I define an action on $\mathbb{C}-0 × \mathbb{C^2}-(0,0)$ by $(x,y,z) \mapsto ((1/a)x,ay,az)$ when $a$ is a non zero complex number, I get a manifold by quotienting. Taking element from this quotiented manifold and quotienting back in the projective,I thought it was homeomorphic to a part of the projective space. But now , I'm not sure. I'd like to know if the quotiented manifold is homeomorphic to a part of the projective space $\mathbb{C}P^2$?

Answer 1

$\newcommand{\Cpx}{\mathbf{C}}$Throughout, define an action of $\Cpx^{\times}$ on $\Cpx^{3}$ (or various invariant open subsets) by $$ \phi_{a}(x, y, z) = (x/a, ay, az). $$ (Terms such as "axis" or "plane" refer to complex subspaces.)

Consider the complement of the $x$-axis and the $(y, z)$-plane, $$ U = (\Cpx\setminus\{0\}) \times (\Cpx^{2}\setminus\{(0,0)\}) = \{(x, y, z) : x \neq 0, (y, z) \neq (0, 0)\}; $$ the complement of the $(y, z)$-plane, $$ U' = (\Cpx\setminus\{0\}) \times \Cpx^{2} = \{(x, y, z) : x \neq 0\}; $$ and $V = \Cpx^{3}\setminus\{(0,0,0)\}$.

The orbits of $\phi$ are the origin; the $x$-axis (minus the origin) $\{(x, 0, 0) : x \neq 0\}$; lines (minus the origin) in the $(y, z)$-plane; and "hyperbolas" $\{(x, y, z) \in U : xy = x_{0}y_{0}, xz = x_{0}z_{0}\}$.

The orbit of $\phi$ through an arbitrary point $(x_{0}, y_{0}, z_{0})$ in $U'$ hits the plane $\{x = 1\}$ precisely when $a = x_{0}$, i.e., at $(1, x_{0}y_{0}, x_{0}z_{0})$. Since this plane is clearly a slice of the action, $$ U'/\phi \simeq \Cpx^{2}. $$ (Restricting, $U/\phi \simeq \Cpx^{2}\setminus\{(0,0)\}$.)

So, what if we remove only the origin?

As a set, the quotient $V/\phi$ is (in bijective correspondence with) the complex projective plane. As a topological space, by contrast, $V/\phi$ is not Hausdorff: If $x_{\infty}$ denotes the image of the $x$-axis, then every neighborhood of $x_{\infty}$ meets every neighborhood of each point in the image of the $(y, z)$-plane.

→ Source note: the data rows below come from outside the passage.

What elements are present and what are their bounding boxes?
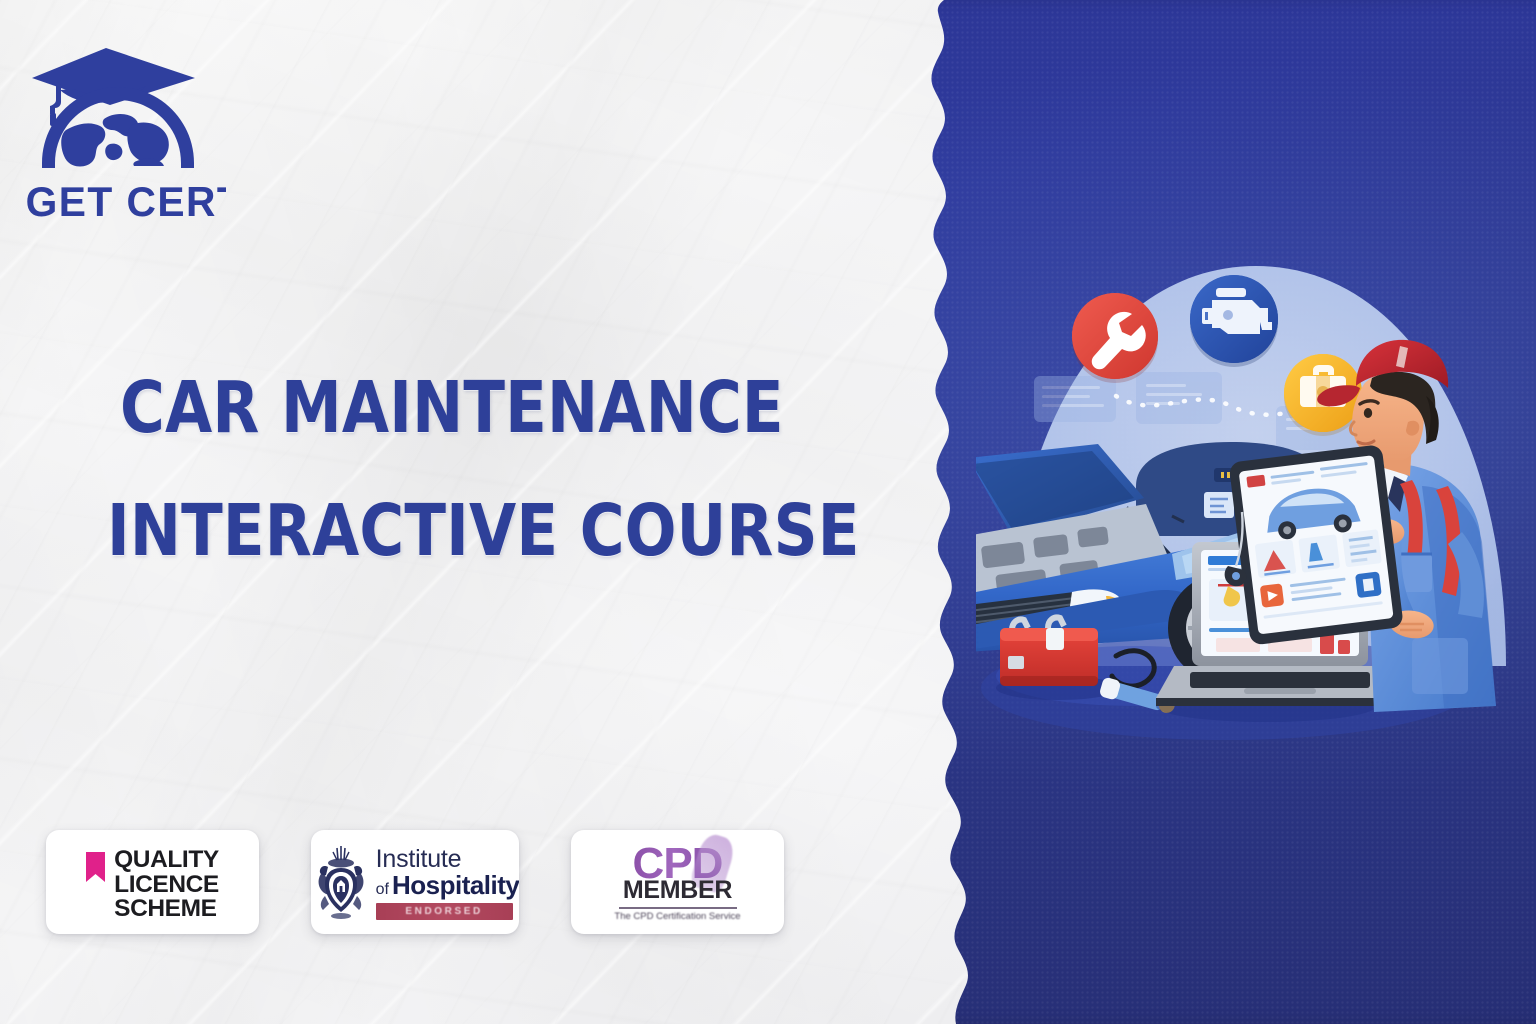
ioh-of: of: [376, 882, 389, 898]
badge-institute-of-hospitality[interactable]: Institute of Hospitality ENDORSED: [311, 830, 519, 934]
brand-logo[interactable]: GET CERTIFY: [14, 34, 226, 226]
qls-line-1: QUALITY: [114, 847, 219, 872]
qls-line-3: SCHEME: [114, 896, 219, 921]
title-line-2: INTERACTIVE COURSE: [107, 495, 826, 566]
cpd-divider: [619, 907, 737, 908]
qls-line-2: LICENCE: [114, 872, 219, 897]
course-illustration: [976, 236, 1536, 756]
bookmark-ribbon-icon: [86, 852, 105, 882]
ioh-endorsed-banner: ENDORSED: [376, 903, 513, 920]
heraldic-crest-icon: [311, 846, 371, 920]
poster-canvas: GET CERTIFY CAR MAINTENANCE INTERACTIVE …: [0, 0, 1536, 1024]
graduation-cap-globe-icon: [32, 48, 195, 168]
ioh-banner-text: ENDORSED: [405, 906, 482, 917]
cpd-caption: The CPD Certification Service: [614, 912, 740, 923]
icon-badge-engine: [1190, 275, 1278, 367]
badge-cpd-member[interactable]: CPD MEMBER The CPD Certification Service: [571, 830, 784, 934]
tablet-diagnostics: [1229, 444, 1404, 645]
icon-badge-wrench: [1072, 293, 1158, 383]
ioh-line-2: Hospitality: [392, 872, 519, 898]
badge-quality-licence-scheme[interactable]: QUALITY LICENCE SCHEME: [46, 830, 259, 934]
ioh-line-1: Institute: [376, 847, 462, 872]
page-title: CAR MAINTENANCE INTERACTIVE COURSE: [120, 372, 860, 566]
title-line-1: CAR MAINTENANCE: [120, 372, 827, 443]
logo-wordmark: GET CERTIFY: [26, 178, 226, 225]
cpd-subtitle: MEMBER: [623, 876, 732, 905]
accreditation-badges: QUALITY LICENCE SCHEME: [46, 830, 784, 934]
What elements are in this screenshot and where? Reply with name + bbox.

The "right" example to consider for intuition is perhaps to let the multiplicative group of non-zero reals act on the real plane minus the origin by $$ \phi_{a}(x, y) = (x/a, ay). $$ The orbits are the two coordinate axes, and the hyperbolas $xy = \text{const}$. The quotient (as a set) is the vertical line $\{x = 1\}$ with one additional point $x_{\infty}$ corresponding to the $y$-axis, but as a topological space the quotient is a line with two origins: Every neighborhood of $x_{\infty}$ meets every neighborhood of the origin, a.k.a., the image of the $x$-axis.